La campagne 2019 a été peu favorable au plan fourrager, avec un printemps 2018 pluvieux, suivi d’un été chaud et sec, qui n’ont pas permis d’avoir des stocks fourragers de bonne qualité. Par la suite, un hiver sec et des gelées tardives ont entraîné un retard de végétation au printemps 2019 et limité les possibilités de pâturage. Autour de 150 000 litres, la production laitière des élevages suivis est stable pour les élevages conventionnels, et en légère progression pour les élevages en agriculture biologique.

Malgré un prix moyen du lait nettement plus élevé en production AB qu’en conventionnel, la marge brute par brebis est légèrement meilleure pour les élevages conventionnels que pour les élevages en bio. Cela s’explique par une plus forte productivité des brebis pour les élevages conventionnels, associée à des charges d’alimentation directes plus faibles.

Pour l’ensemble des éleveurs, la hausse du prix des matières premières reste importante : entre les deux dernières campagnes laitières, l’indice IPAMPA lait de brebis s’accroît de 3,6 %, et atteint un niveau record. Cette évolution explique pour partie l’augmentation des charges opérationnelles et des charges de structure hors amortissements et frais financiers. Compte tenu des investissements réalisés, le montant des annuités progresse également. Au final, le résultat disponible par UMO exploitant diminue de 7 % en élevage conventionnel et de 11 % en bio pour se retrouver autour de 31 000 et 33 000 €.

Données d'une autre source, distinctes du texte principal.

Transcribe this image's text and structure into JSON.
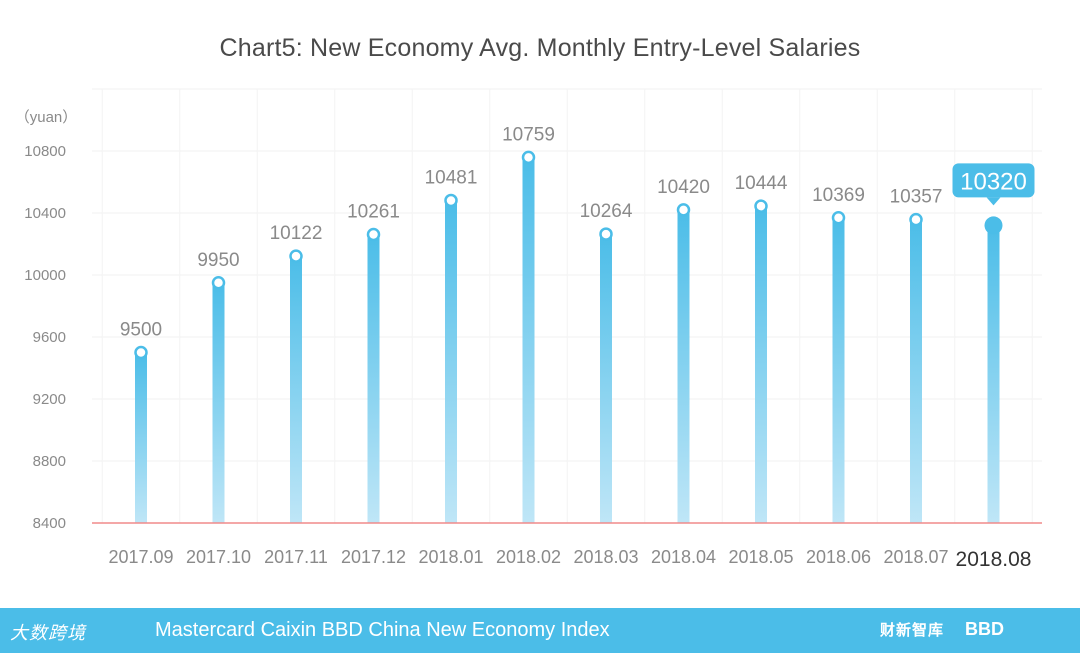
{
  "chart_data": {
    "type": "bar",
    "title": "Chart5:  New Economy Avg. Monthly Entry-Level Salaries",
    "ylabel": "（yuan）",
    "xlabel": "",
    "categories": [
      "2017.09",
      "2017.10",
      "2017.11",
      "2017.12",
      "2018.01",
      "2018.02",
      "2018.03",
      "2018.04",
      "2018.05",
      "2018.06",
      "2018.07",
      "2018.08"
    ],
    "values": [
      9500,
      9950,
      10122,
      10261,
      10481,
      10759,
      10264,
      10420,
      10444,
      10369,
      10357,
      10320
    ],
    "value_labels": [
      "9500",
      "9950",
      "10122",
      "10261",
      "10481",
      "10759",
      "10264",
      "10420",
      "10444",
      "10369",
      "10357",
      "10320"
    ],
    "yticks": [
      "8400",
      "8800",
      "9200",
      "9600",
      "10000",
      "10400",
      "10800"
    ],
    "ylim": [
      8400,
      11200
    ],
    "grid": true,
    "highlight_index": 11,
    "colors": {
      "bar_top": "#4bbde8",
      "bar_bottom": "#bfe6f7",
      "baseline": "#f08a8a",
      "callout": "#4bbde8"
    }
  },
  "footer": {
    "text": "Mastercard Caixin BBD China New Economy Index",
    "logo_left": "大数跨境",
    "logo_mid": "财新智库",
    "logo_right": "BBD"
  }
}
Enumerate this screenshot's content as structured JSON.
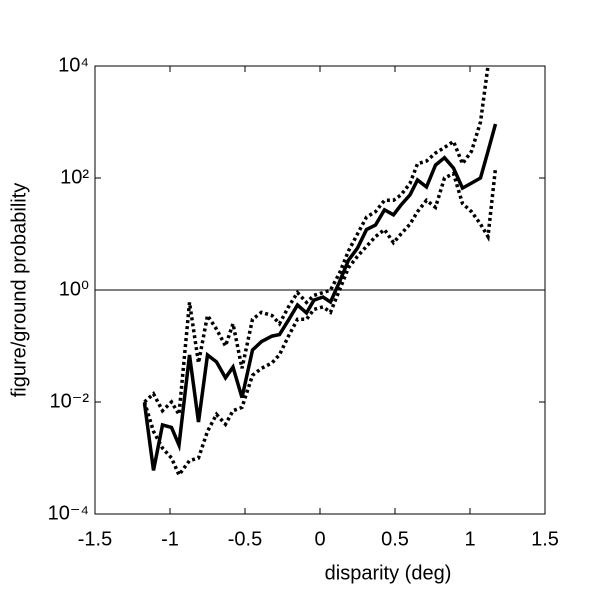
{
  "chart_data": {
    "type": "line",
    "xlabel": "disparity (deg)",
    "ylabel": "figure/ground probability",
    "x": [
      -1.17,
      -1.11,
      -1.05,
      -0.99,
      -0.94,
      -0.87,
      -0.81,
      -0.75,
      -0.69,
      -0.63,
      -0.58,
      -0.52,
      -0.45,
      -0.39,
      -0.32,
      -0.27,
      -0.21,
      -0.15,
      -0.09,
      -0.04,
      0.02,
      0.07,
      0.13,
      0.19,
      0.25,
      0.31,
      0.37,
      0.43,
      0.49,
      0.54,
      0.6,
      0.65,
      0.71,
      0.77,
      0.83,
      0.89,
      0.95,
      1.01,
      1.07,
      1.12,
      1.17
    ],
    "series": [
      {
        "color": "#000000",
        "style": "solid",
        "values": [
          0.0095,
          0.0006,
          0.0039,
          0.0035,
          0.0017,
          0.069,
          0.0044,
          0.069,
          0.052,
          0.027,
          0.042,
          0.012,
          0.085,
          0.12,
          0.15,
          0.16,
          0.29,
          0.54,
          0.39,
          0.66,
          0.75,
          0.61,
          1.4,
          3.4,
          5.6,
          12,
          14.5,
          27,
          22,
          33,
          50,
          92,
          69,
          170,
          230,
          150,
          66,
          81,
          100,
          300,
          920
        ]
      },
      {
        "color": "#000000",
        "style": "dotted",
        "values": [
          0.01,
          0.014,
          0.007,
          0.01,
          0.006,
          0.6,
          0.05,
          0.35,
          0.2,
          0.1,
          0.25,
          0.04,
          0.3,
          0.4,
          0.35,
          0.25,
          0.5,
          0.9,
          0.6,
          0.8,
          0.9,
          1.0,
          2,
          5,
          10,
          20,
          25,
          40,
          40,
          50,
          80,
          180,
          200,
          280,
          350,
          450,
          180,
          300,
          1000,
          10000,
          null
        ]
      },
      {
        "color": "#000000",
        "style": "dotted",
        "values": [
          0.01,
          0.003,
          0.0015,
          0.001,
          0.0005,
          0.0009,
          0.001,
          0.003,
          0.006,
          0.004,
          0.007,
          0.008,
          0.03,
          0.04,
          0.05,
          0.07,
          0.15,
          0.3,
          0.3,
          0.45,
          0.5,
          0.4,
          1,
          2.5,
          4,
          6,
          9,
          12,
          7,
          10,
          15,
          25,
          40,
          30,
          100,
          120,
          35,
          25,
          15,
          9,
          150
        ]
      }
    ],
    "reference_line": 1,
    "xlim": [
      -1.5,
      1.5
    ],
    "xticks": [
      -1.5,
      -1,
      -0.5,
      0,
      0.5,
      1,
      1.5
    ],
    "ylim": [
      0.0001,
      10000
    ],
    "yscale": "log",
    "yticks": [
      {
        "value": 0.0001,
        "label": "10⁻⁴"
      },
      {
        "value": 0.01,
        "label": "10⁻²"
      },
      {
        "value": 1,
        "label": "10⁰"
      },
      {
        "value": 100,
        "label": "10²"
      },
      {
        "value": 10000,
        "label": "10⁴"
      }
    ]
  }
}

En conventionnel comme en AB, le coût de production hors travail progresse. En cause, l’évolution des postes mécanisation, bâtiments et aliments achetés. Et malgré une légère progression des produits affectés, la rémunération permise par les produits diminue fortement, pour se retrouver autour de 1,5 SMIC/UMO exploitant pour les élevages conventionnels comme en agriculture biologique.